Commençons par lever une confusion. Le montant de 1 173 millions de dollars retenu par la CNUCED (Conférence des Nations unies pour le commerce et le développement) et les 3 506,5 millions de dinars tunisiens annoncés par la Banque centrale de Tunisie (BCT) désignent la même réalité. Au taux moyen de 2025, proche de trois dinars pour un dollar, l’un se convertit dans l’autre. Il n’y a donc pas de bataille de chiffres sur le montant. La divergence est ailleurs, dans la manière de le mesurer et de le raconter.

–          Une croissance flattée par un dinar plus fort

La FIPA (Agence de promotion de l’investissement extérieur) et la BCT affichent une progression de 30,1% des IDE en 2025, mesurée en dinars. La CNUCED, elle, calcule une hausse de 35,3%, mesurée en dollars. L’écart de cinq points n’est pas une erreur, il est un pur effet de change. En moyenne annuelle 2025, le dinar s’est apprécié de 3,8% face au dollar, selon le rapport annuel 2025 de la BCT. Une même somme en dinars se traduit donc par davantage de dollars qu’un an plus tôt, ce qui gonfle la croissance affichée en devises. Le calcul le confirme, une hausse de 35,3% en dollars corrigée d’une appréciation de 3,8% redonne 30,3% en dinars, à un dixième de point du chiffre officiel. La performance en dollars n’ajoute donc aucun capital réel, elle reflète la vigueur passagère du dinar.

–          Une base de comparaison qui se déplace

Plus délicat, le point de départ bouge selon les communications. Le +30,1% de 2025 suppose une base 2024 d’environ 2 695 millions de dinars. Or, dans son bilan de février 2025, la FIPA avait elle-même chiffré les IDE de 2024 à 2 910,2 millions de dinars. Rapportés à cette référence, les 3 506,5 millions de dinars de 2025 ne progressent plus que d’environ 20,5%. Une troisième valeur circule en 2026, une base 2024 de 2 742 millions de dinars, qui donnerait 27,9%. Trois points de départ, trois taux de croissance. Cet écart peut tenir à une révision méthodologique légitime de la balance des paiements, fréquente à la BCT. Il mériterait néanmoins une clarification, sollicitée pour un droit de réponse.

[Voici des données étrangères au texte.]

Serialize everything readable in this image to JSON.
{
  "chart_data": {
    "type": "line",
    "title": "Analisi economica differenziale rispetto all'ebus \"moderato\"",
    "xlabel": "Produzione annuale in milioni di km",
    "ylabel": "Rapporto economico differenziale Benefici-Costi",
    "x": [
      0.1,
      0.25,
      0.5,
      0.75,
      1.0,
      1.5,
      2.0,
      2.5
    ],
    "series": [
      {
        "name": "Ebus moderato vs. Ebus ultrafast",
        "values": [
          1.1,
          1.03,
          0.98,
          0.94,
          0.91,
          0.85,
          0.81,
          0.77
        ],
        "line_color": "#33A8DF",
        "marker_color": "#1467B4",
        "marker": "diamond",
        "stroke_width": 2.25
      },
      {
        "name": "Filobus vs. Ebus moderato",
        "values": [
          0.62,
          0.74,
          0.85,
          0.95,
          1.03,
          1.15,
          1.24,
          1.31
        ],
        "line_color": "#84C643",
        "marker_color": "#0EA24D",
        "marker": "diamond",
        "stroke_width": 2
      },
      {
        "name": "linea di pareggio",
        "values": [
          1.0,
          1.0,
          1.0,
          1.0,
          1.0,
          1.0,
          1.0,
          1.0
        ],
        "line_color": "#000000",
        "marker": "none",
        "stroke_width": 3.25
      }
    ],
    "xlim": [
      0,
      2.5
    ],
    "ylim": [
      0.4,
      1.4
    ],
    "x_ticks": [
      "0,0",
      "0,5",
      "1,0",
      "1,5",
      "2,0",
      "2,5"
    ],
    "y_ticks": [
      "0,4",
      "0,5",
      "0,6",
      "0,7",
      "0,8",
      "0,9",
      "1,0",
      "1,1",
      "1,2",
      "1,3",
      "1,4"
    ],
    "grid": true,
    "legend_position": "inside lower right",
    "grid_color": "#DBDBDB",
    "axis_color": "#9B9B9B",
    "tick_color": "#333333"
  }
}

–          Le périmètre, cet allié du communicant

Troisième nuance, le périmètre varie au gré des annonces, toujours en dinars. Tantôt l’accent est mis sur les 3 506,5 millions de dinars d’IDE seuls, tantôt sur un total de 3 572 millions de dinars incluant 65,6 millions de dinars d’investissements de portefeuille. L’addition est exacte, mais le passage silencieux d’un agrégat à l’autre entretient une impression de volume supérieur à la réalité productive. Les investissements de portefeuille, volatils par nature, ne créent ni usine ni emploi durable.

–          La réalité industrielle, elle, tient

Reste que le socle est solide. Les industries manufacturières concentrent plus de 60% des flux. L’énergie reçoit 571 millions de dinars, soit 16,3% du total des IDE. Les extensions dominent, 819 projets pour 2 579 millions de dinars, contre 102 créations pour 357 millions de dinars. Ce sont les entreprises déjà installées qui réinvestissent davantage que de nouveaux entrants. Le pays comptait fin 2025 environ 4 211 sociétés à participation étrangère hors énergie. La création de 14 085 emplois est réelle. La dynamique existe, elle est simplement moins spectaculaire que le récit.

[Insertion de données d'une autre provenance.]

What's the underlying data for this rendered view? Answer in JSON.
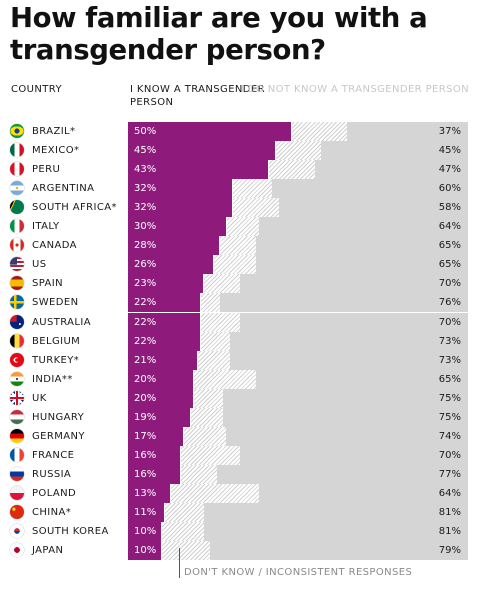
{
  "title": "How familiar are you with a transgender person?",
  "headers": {
    "country": "COUNTRY",
    "know": "I KNOW A TRANSGENDER PERSON",
    "not_know": "I DO NOT KNOW A TRANSGENDER PERSON"
  },
  "footnote": "DON'T KNOW / INCONSISTENT RESPONSES",
  "colors": {
    "know": "#8e1b7c",
    "not_know": "#d5d5d5",
    "dont_know_pattern": "#d0d0d0"
  },
  "chart_data": {
    "type": "bar",
    "orientation": "horizontal",
    "stacked": true,
    "title": "How familiar are you with a transgender person?",
    "value_unit": "%",
    "series": [
      {
        "name": "I KNOW A TRANSGENDER PERSON",
        "color": "#8e1b7c",
        "values": [
          50,
          45,
          43,
          32,
          32,
          30,
          28,
          26,
          23,
          22,
          22,
          22,
          21,
          20,
          20,
          19,
          17,
          16,
          16,
          13,
          11,
          10,
          10
        ]
      },
      {
        "name": "DON'T KNOW / INCONSISTENT RESPONSES",
        "color": "#d0d0d0",
        "values": [
          13,
          10,
          10,
          8,
          10,
          6,
          7,
          9,
          7,
          2,
          8,
          5,
          6,
          15,
          5,
          6,
          9,
          14,
          7,
          23,
          8,
          9,
          11
        ]
      },
      {
        "name": "I DO NOT KNOW A TRANSGENDER PERSON",
        "color": "#d5d5d5",
        "values": [
          37,
          45,
          47,
          60,
          58,
          64,
          65,
          65,
          70,
          76,
          70,
          73,
          73,
          65,
          75,
          75,
          74,
          70,
          77,
          64,
          81,
          81,
          79
        ]
      }
    ],
    "categories": [
      {
        "name": "BRAZIL*",
        "flag": "brazil-flag"
      },
      {
        "name": "MEXICO*",
        "flag": "mexico-flag"
      },
      {
        "name": "PERU",
        "flag": "peru-flag"
      },
      {
        "name": "ARGENTINA",
        "flag": "argentina-flag"
      },
      {
        "name": "SOUTH AFRICA*",
        "flag": "south-africa-flag"
      },
      {
        "name": "ITALY",
        "flag": "italy-flag"
      },
      {
        "name": "CANADA",
        "flag": "canada-flag"
      },
      {
        "name": "US",
        "flag": "us-flag"
      },
      {
        "name": "SPAIN",
        "flag": "spain-flag"
      },
      {
        "name": "SWEDEN",
        "flag": "sweden-flag"
      },
      {
        "name": "AUSTRALIA",
        "flag": "australia-flag"
      },
      {
        "name": "BELGIUM",
        "flag": "belgium-flag"
      },
      {
        "name": "TURKEY*",
        "flag": "turkey-flag"
      },
      {
        "name": "INDIA**",
        "flag": "india-flag"
      },
      {
        "name": "UK",
        "flag": "uk-flag"
      },
      {
        "name": "HUNGARY",
        "flag": "hungary-flag"
      },
      {
        "name": "GERMANY",
        "flag": "germany-flag"
      },
      {
        "name": "FRANCE",
        "flag": "france-flag"
      },
      {
        "name": "RUSSIA",
        "flag": "russia-flag"
      },
      {
        "name": "POLAND",
        "flag": "poland-flag"
      },
      {
        "name": "CHINA*",
        "flag": "china-flag"
      },
      {
        "name": "SOUTH KOREA",
        "flag": "south-korea-flag"
      },
      {
        "name": "JAPAN",
        "flag": "japan-flag"
      }
    ],
    "know_labels": [
      "50%",
      "45%",
      "43%",
      "32%",
      "32%",
      "30%",
      "28%",
      "26%",
      "23%",
      "22%",
      "22%",
      "22%",
      "21%",
      "20%",
      "20%",
      "19%",
      "17%",
      "16%",
      "16%",
      "13%",
      "11%",
      "10%",
      "10%"
    ],
    "not_know_labels": [
      "37%",
      "45%",
      "47%",
      "60%",
      "58%",
      "64%",
      "65%",
      "65%",
      "70%",
      "76%",
      "70%",
      "73%",
      "73%",
      "65%",
      "75%",
      "75%",
      "74%",
      "70%",
      "77%",
      "64%",
      "81%",
      "81%",
      "79%"
    ],
    "xlim": [
      0,
      100
    ],
    "legend": "column headers at top"
  }
}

–          Le vrai juge de paix, la comparaison régionale

C’est en Afrique du Nord que la performance tunisienne retrouve ses proportions, toutes les valeurs qui suivent étant en millions de dollars, base UNCTAD. Avec 1 173 millions de dollars, la Tunisie capte 35% du niveau marocain, à 3 338 millions de dollars, et à peine 8% du niveau égyptien, à 15 453 millions de dollars. Elle devance la Libye, à 828 millions de dollars, et talonne l’Algérie, à 1 530 millions de dollars. Le stock d’IDE accumulé depuis 2000 s’établit à 44 442 millions de dollars, soit 44,4 milliards de dollars, un niveau modeste au regard des voisins. La hausse de 2025 est bienvenue, elle ne referme pas le retard structurel.

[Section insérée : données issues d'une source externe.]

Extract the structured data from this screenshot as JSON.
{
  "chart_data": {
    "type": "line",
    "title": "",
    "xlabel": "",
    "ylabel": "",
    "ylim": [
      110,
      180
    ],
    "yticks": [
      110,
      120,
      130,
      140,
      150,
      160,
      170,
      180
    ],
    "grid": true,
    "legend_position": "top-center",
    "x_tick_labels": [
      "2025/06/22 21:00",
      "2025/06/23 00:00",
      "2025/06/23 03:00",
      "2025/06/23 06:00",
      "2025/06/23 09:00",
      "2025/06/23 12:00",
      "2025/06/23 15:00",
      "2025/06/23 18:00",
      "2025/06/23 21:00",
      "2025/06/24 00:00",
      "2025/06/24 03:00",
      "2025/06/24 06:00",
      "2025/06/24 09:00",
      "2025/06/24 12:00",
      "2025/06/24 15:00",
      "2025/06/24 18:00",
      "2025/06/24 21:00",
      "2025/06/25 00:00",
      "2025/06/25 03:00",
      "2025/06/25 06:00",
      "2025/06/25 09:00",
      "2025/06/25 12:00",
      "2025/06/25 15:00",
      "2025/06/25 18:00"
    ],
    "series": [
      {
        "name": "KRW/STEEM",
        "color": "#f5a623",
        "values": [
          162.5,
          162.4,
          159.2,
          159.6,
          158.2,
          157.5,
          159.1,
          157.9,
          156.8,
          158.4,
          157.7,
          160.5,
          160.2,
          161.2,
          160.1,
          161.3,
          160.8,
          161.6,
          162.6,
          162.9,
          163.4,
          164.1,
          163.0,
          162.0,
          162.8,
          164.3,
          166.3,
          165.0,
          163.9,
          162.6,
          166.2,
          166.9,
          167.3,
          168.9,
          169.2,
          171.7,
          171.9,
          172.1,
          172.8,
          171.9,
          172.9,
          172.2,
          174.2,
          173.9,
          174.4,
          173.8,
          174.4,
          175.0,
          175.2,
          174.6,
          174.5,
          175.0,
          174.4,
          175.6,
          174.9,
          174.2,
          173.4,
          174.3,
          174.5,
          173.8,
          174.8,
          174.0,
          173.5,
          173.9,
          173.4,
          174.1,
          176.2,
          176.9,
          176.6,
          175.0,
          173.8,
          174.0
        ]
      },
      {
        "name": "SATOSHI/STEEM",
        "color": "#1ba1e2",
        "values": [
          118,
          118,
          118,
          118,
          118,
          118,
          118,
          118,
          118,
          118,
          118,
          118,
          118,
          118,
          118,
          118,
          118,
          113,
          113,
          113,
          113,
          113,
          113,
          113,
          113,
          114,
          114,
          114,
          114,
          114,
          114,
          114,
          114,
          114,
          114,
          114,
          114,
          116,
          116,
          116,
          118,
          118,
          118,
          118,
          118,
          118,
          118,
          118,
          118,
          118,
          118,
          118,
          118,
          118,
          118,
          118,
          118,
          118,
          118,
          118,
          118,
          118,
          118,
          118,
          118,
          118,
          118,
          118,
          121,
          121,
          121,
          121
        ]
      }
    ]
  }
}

–          Ce que le chiffre ne dit pas

Le rebond de 2025 est donc authentique dans son montant, discutable dans sa présentation, et modeste dans son ampleur régionale. Il repose largement sur des extensions et sur un effet de change favorable. Pour 2026, la FIPA vise 4 000 millions de dinars. L’objectif est atteignable. Mais il gagnerait à être mesuré à monnaie constante et à périmètre stable, faute de quoi la statistique flatte plus qu’elle n’informe.